Opposition to Summit’s CO2 pipeline continues to grow

While corporate ag executives continue their attempts to get rich by building CO2 pipelines throughout our state, everyday Iowans have had enough. Opposition continues to grow against Summit Carbon Solutions and its owner, Bruce Rastetter.

I witnessed this grassroots opposition at a public meeting in Stanton in mid-May. It was one of several this month that was organized by Iowa CCI members and our allies, and featured farmers and landowners who live along the proposed pipeline route. Across the board, their experiences have been a nightmare.

One farmer talked about property values, saying that a CO2 pipeline would decrease the value of nearby acreages by 25-50%. Another farm couple talked about Summit surveyors trespassing on their property multiple times, including one incident with 14 surveyors at the same time. The couple also said their Conservation Reserve Program (CRP) contract would be adversely impacted if the pipeline is built. And another landowner, with the proposed pipeline just 288 feet from her home, spoke about the lack of adequate safety standards.

The safety issue hit home again in April when an Exxon CO2 pipeline ruptured in rural Louisiana. A spokesperson for the Pipeline Safety Trust (PST) told Verite News that current safety regulations are outdated. “This recent unacceptable leak . . . highlights the immediate need for robust and comprehensive carbon dioxide pipeline safety regulations. This incident could have been much worse,” PST said.

The federal Pipeline and Hazardous Materials Safety Administration (PHMSA) – due to public pressure and concerns about the health and environmental risks associated with CO2 spills and leaks – is going through a safety rule update. They have yet to issue final rules, and the clock is ticking.
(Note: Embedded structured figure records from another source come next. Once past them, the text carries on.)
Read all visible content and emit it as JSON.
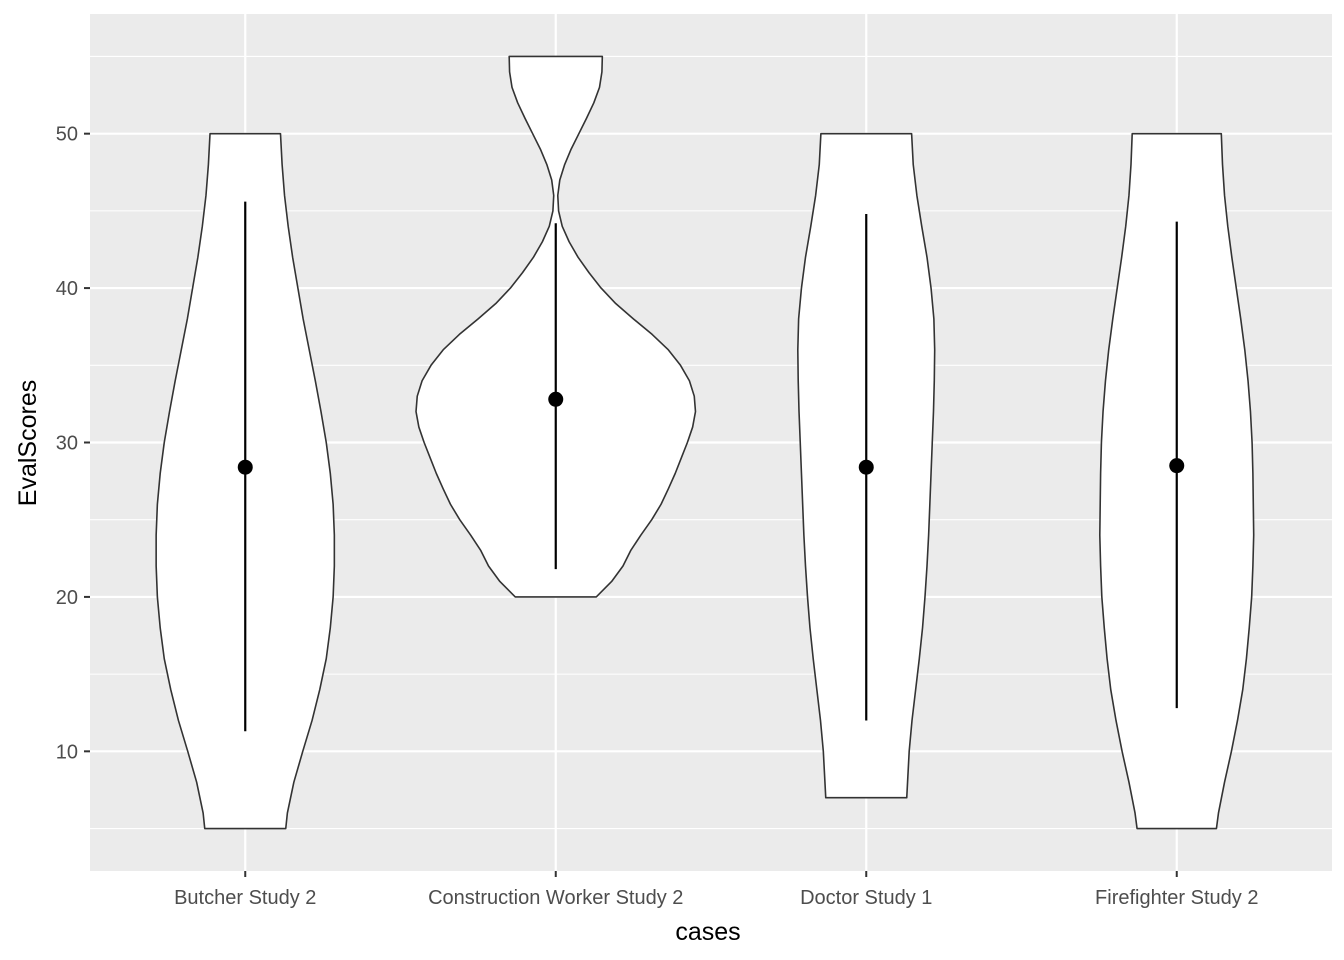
{
  "chart_data": {
    "type": "violin",
    "title": "",
    "xlabel": "cases",
    "ylabel": "EvalScores",
    "ylim": [
      2.25,
      57.75
    ],
    "yticks": [
      10,
      20,
      30,
      40,
      50
    ],
    "grid": true,
    "legend": "none",
    "categories": [
      "Butcher Study 2",
      "Construction Worker Study 2",
      "Doctor Study 1",
      "Firefighter Study 2"
    ],
    "violins": [
      {
        "category": "Butcher Study 2",
        "min": 5,
        "max": 50,
        "mean": 28.4,
        "lower": 11.3,
        "upper": 45.6,
        "profile": [
          [
            5,
            1.0
          ],
          [
            6,
            1.04
          ],
          [
            8,
            1.2
          ],
          [
            10,
            1.42
          ],
          [
            12,
            1.65
          ],
          [
            14,
            1.84
          ],
          [
            16,
            2.0
          ],
          [
            18,
            2.1
          ],
          [
            20,
            2.17
          ],
          [
            22,
            2.2
          ],
          [
            24,
            2.2
          ],
          [
            26,
            2.17
          ],
          [
            28,
            2.1
          ],
          [
            30,
            2.0
          ],
          [
            32,
            1.87
          ],
          [
            34,
            1.73
          ],
          [
            36,
            1.58
          ],
          [
            38,
            1.43
          ],
          [
            40,
            1.3
          ],
          [
            42,
            1.17
          ],
          [
            44,
            1.06
          ],
          [
            46,
            0.97
          ],
          [
            48,
            0.91
          ],
          [
            50,
            0.87
          ]
        ]
      },
      {
        "category": "Construction Worker Study 2",
        "min": 20,
        "max": 55,
        "mean": 32.8,
        "lower": 21.8,
        "upper": 44.2,
        "profile": [
          [
            20,
            1.0
          ],
          [
            21,
            1.38
          ],
          [
            22,
            1.66
          ],
          [
            23,
            1.85
          ],
          [
            24,
            2.1
          ],
          [
            25,
            2.37
          ],
          [
            26,
            2.6
          ],
          [
            27,
            2.78
          ],
          [
            28,
            2.95
          ],
          [
            29,
            3.1
          ],
          [
            30,
            3.25
          ],
          [
            31,
            3.38
          ],
          [
            32,
            3.45
          ],
          [
            33,
            3.42
          ],
          [
            34,
            3.3
          ],
          [
            35,
            3.08
          ],
          [
            36,
            2.78
          ],
          [
            37,
            2.38
          ],
          [
            38,
            1.92
          ],
          [
            39,
            1.48
          ],
          [
            40,
            1.12
          ],
          [
            41,
            0.82
          ],
          [
            42,
            0.55
          ],
          [
            43,
            0.33
          ],
          [
            44,
            0.16
          ],
          [
            45,
            0.07
          ],
          [
            46,
            0.05
          ],
          [
            47,
            0.1
          ],
          [
            48,
            0.22
          ],
          [
            49,
            0.38
          ],
          [
            50,
            0.57
          ],
          [
            51,
            0.76
          ],
          [
            52,
            0.94
          ],
          [
            53,
            1.08
          ],
          [
            54,
            1.14
          ],
          [
            55,
            1.15
          ]
        ]
      },
      {
        "category": "Doctor Study 1",
        "min": 7,
        "max": 50,
        "mean": 28.4,
        "lower": 12.0,
        "upper": 44.8,
        "profile": [
          [
            7,
            1.0
          ],
          [
            8,
            1.02
          ],
          [
            10,
            1.06
          ],
          [
            12,
            1.13
          ],
          [
            14,
            1.22
          ],
          [
            16,
            1.31
          ],
          [
            18,
            1.39
          ],
          [
            20,
            1.45
          ],
          [
            22,
            1.5
          ],
          [
            24,
            1.54
          ],
          [
            26,
            1.57
          ],
          [
            28,
            1.6
          ],
          [
            30,
            1.63
          ],
          [
            32,
            1.66
          ],
          [
            34,
            1.68
          ],
          [
            36,
            1.69
          ],
          [
            38,
            1.67
          ],
          [
            40,
            1.6
          ],
          [
            42,
            1.5
          ],
          [
            44,
            1.37
          ],
          [
            46,
            1.25
          ],
          [
            48,
            1.16
          ],
          [
            50,
            1.12
          ]
        ]
      },
      {
        "category": "Firefighter Study 2",
        "min": 5,
        "max": 50,
        "mean": 28.5,
        "lower": 12.8,
        "upper": 44.3,
        "profile": [
          [
            5,
            0.98
          ],
          [
            6,
            1.03
          ],
          [
            8,
            1.18
          ],
          [
            10,
            1.35
          ],
          [
            12,
            1.5
          ],
          [
            14,
            1.63
          ],
          [
            16,
            1.72
          ],
          [
            18,
            1.79
          ],
          [
            20,
            1.85
          ],
          [
            22,
            1.88
          ],
          [
            24,
            1.9
          ],
          [
            26,
            1.89
          ],
          [
            28,
            1.88
          ],
          [
            30,
            1.86
          ],
          [
            32,
            1.82
          ],
          [
            34,
            1.76
          ],
          [
            36,
            1.68
          ],
          [
            38,
            1.58
          ],
          [
            40,
            1.47
          ],
          [
            42,
            1.36
          ],
          [
            44,
            1.26
          ],
          [
            46,
            1.18
          ],
          [
            48,
            1.13
          ],
          [
            50,
            1.1
          ]
        ]
      }
    ]
  },
  "colors": {
    "panel_background": "#ebebeb",
    "grid_major": "#ffffff",
    "violin_fill": "#ffffff",
    "violin_outline": "#333333",
    "summary": "#000000"
  }
}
Opposition continues to grow in northwest Iowa, too. In mid-April, Dickinson County became the latest to pass an ordinance establishing setback distances from homes, schools and animals. In response to these local actions, Summit is showing its arrogance and disregard for the democratic process.

Summit CEO Lee Blank recently told the Waterloo-Cedar Falls Courier they would ignore a similar safety rule proposed by Bremer County, stating “we do not intend to comply with the ordinance.” Blank went further: “We are constantly changing our route — to the tune of more than 6,000 route variances, in direct response to feedback from landowners and stakeholders.”
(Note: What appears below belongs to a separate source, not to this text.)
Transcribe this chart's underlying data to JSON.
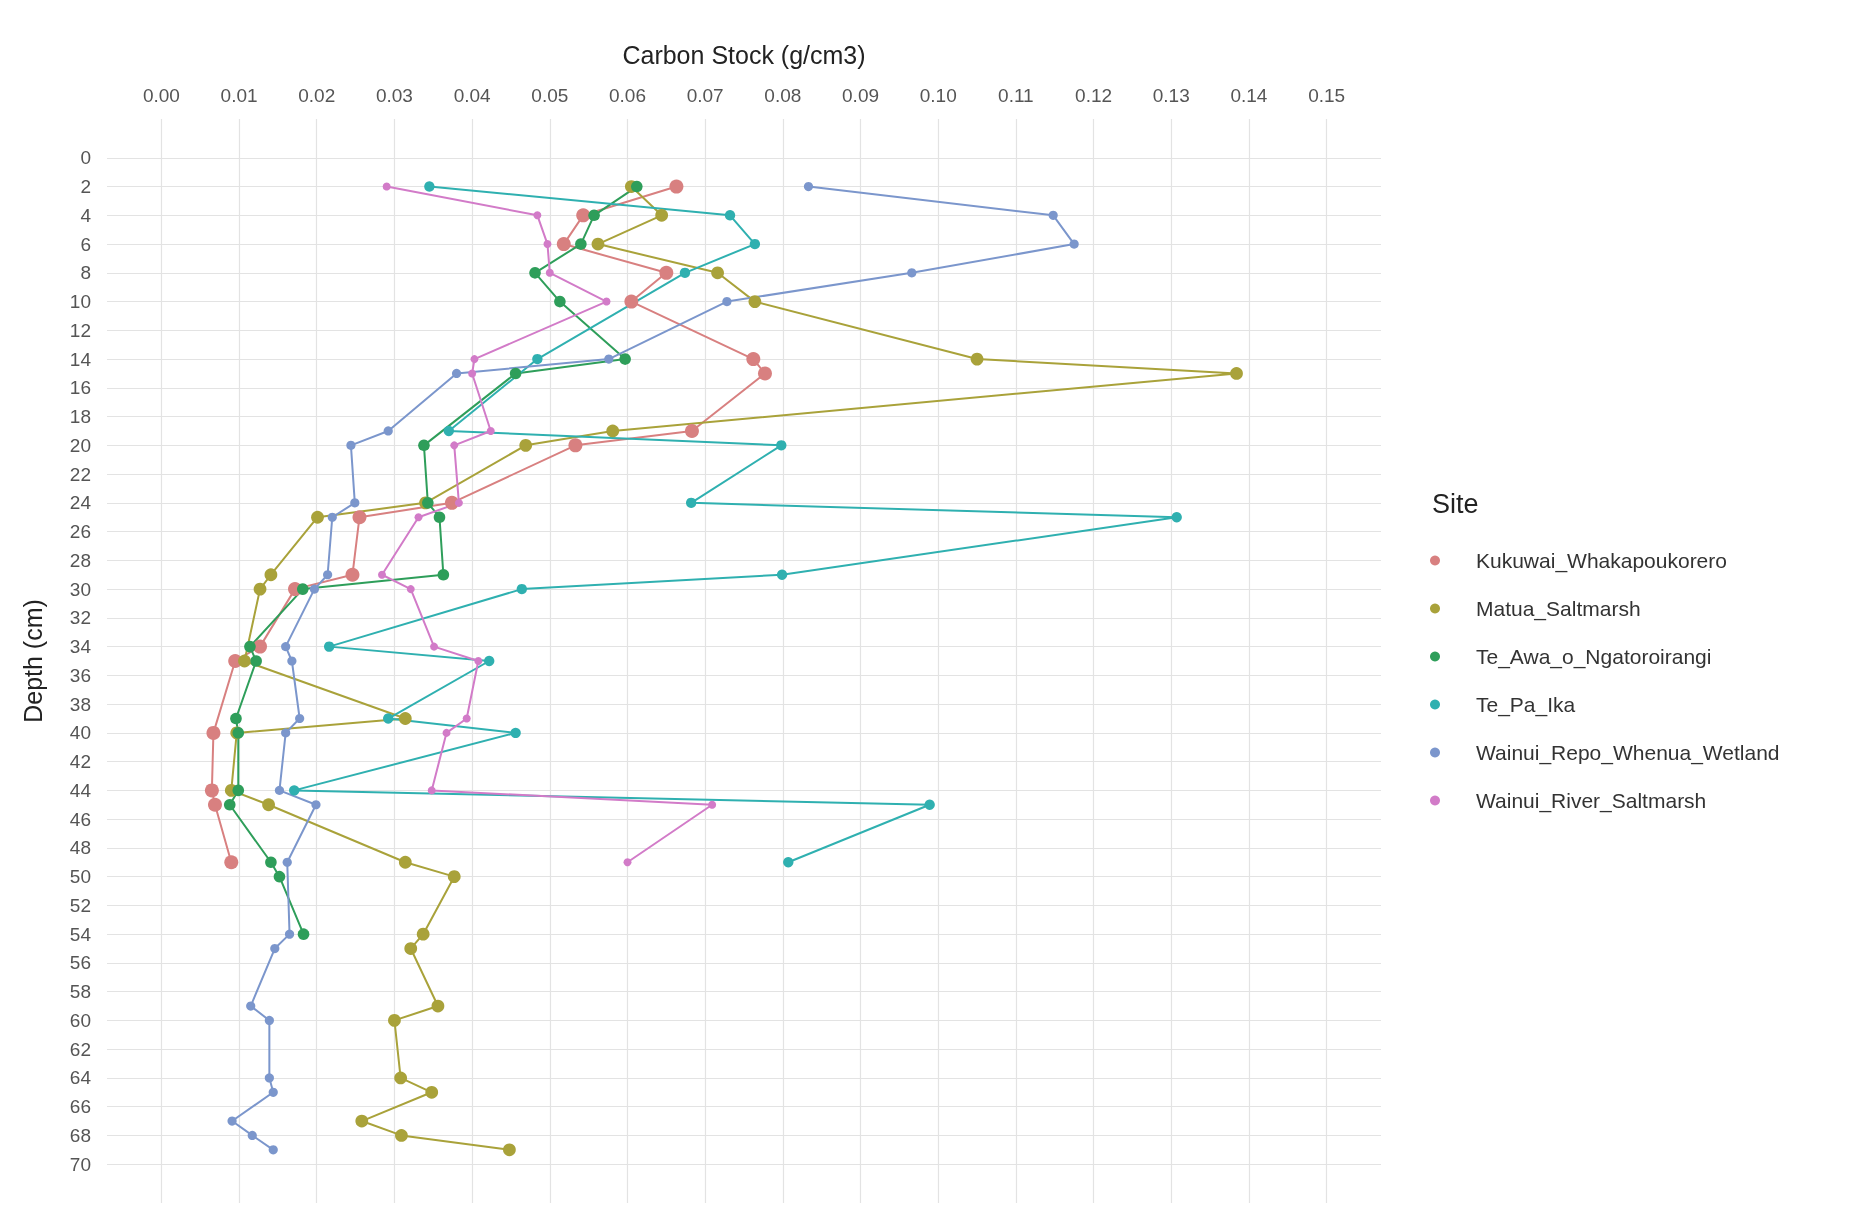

6,000 route variances, really? Let’s do the math: Summit has been pushing its pipeline for nearly 3 years. 6,000 “route variances” over 3 years means the company has been changing its proposed route, on average, about 5 times per day. That’s hard to believe. Summit has a credibility problem, as far as I’m concerned.
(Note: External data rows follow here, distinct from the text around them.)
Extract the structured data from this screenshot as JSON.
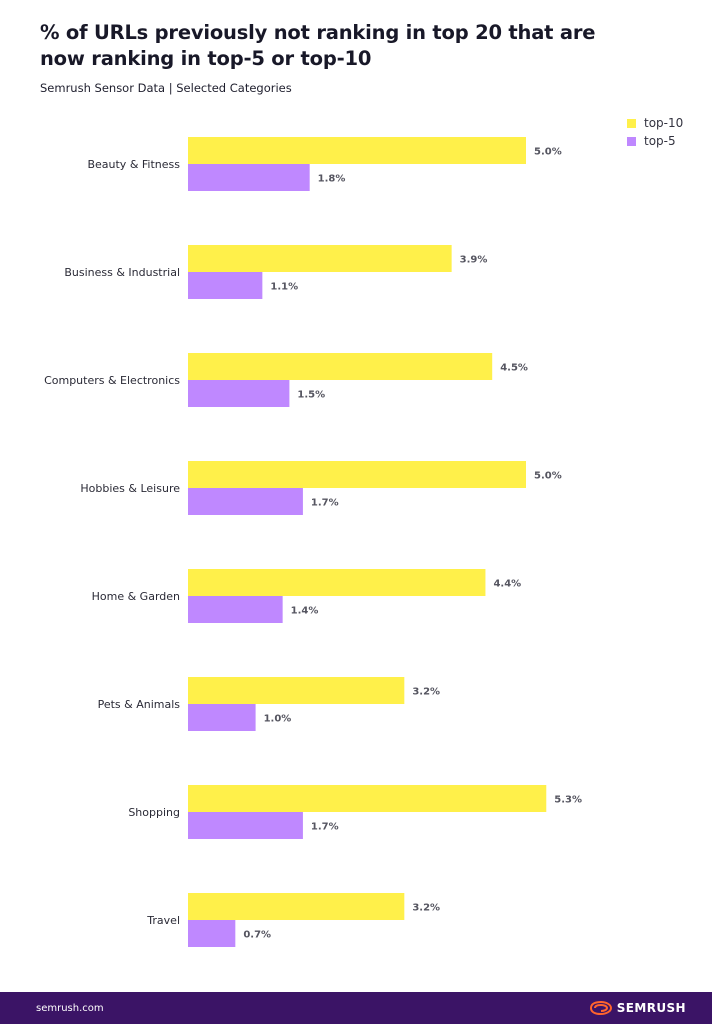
{
  "title": "% of URLs previously not ranking in top 20 that are\nnow ranking in top-5 or top-10",
  "subtitle": "Semrush Sensor Data | Selected Categories",
  "legend": {
    "items": [
      {
        "label": "top-10",
        "color": "#fff04a"
      },
      {
        "label": "top-5",
        "color": "#bf88ff"
      }
    ]
  },
  "chart_data": {
    "type": "bar",
    "orientation": "horizontal",
    "categories": [
      "Beauty & Fitness",
      "Business & Industrial",
      "Computers & Electronics",
      "Hobbies & Leisure",
      "Home & Garden",
      "Pets & Animals",
      "Shopping",
      "Travel"
    ],
    "series": [
      {
        "name": "top-10",
        "color": "#fff04a",
        "values": [
          5.0,
          3.9,
          4.5,
          5.0,
          4.4,
          3.2,
          5.3,
          3.2
        ],
        "labels": [
          "5.0%",
          "3.9%",
          "4.5%",
          "5.0%",
          "4.4%",
          "3.2%",
          "5.3%",
          "3.2%"
        ]
      },
      {
        "name": "top-5",
        "color": "#bf88ff",
        "values": [
          1.8,
          1.1,
          1.5,
          1.7,
          1.4,
          1.0,
          1.7,
          0.7
        ],
        "labels": [
          "1.8%",
          "1.1%",
          "1.5%",
          "1.7%",
          "1.4%",
          "1.0%",
          "1.7%",
          "0.7%"
        ]
      }
    ],
    "grid": false,
    "legend_position": "top-right"
  },
  "footer": {
    "url": "semrush.com",
    "brand": "SEMRUSH",
    "brand_color": "#ff642d",
    "background": "#3b1466"
  }
}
We’re not going to let Summit mislead us or bully us. We’re going to continue fighting the good fight and doing everything we can to stop this pipeline boondoggle. Public hearings and local meetings have been packed with people who don’t want the threat of CO2 pipelines in their communities. We’ve stopped them so far. And let’s not forget — Summit’s pipeline is not inevitable as long as we keep up the fight.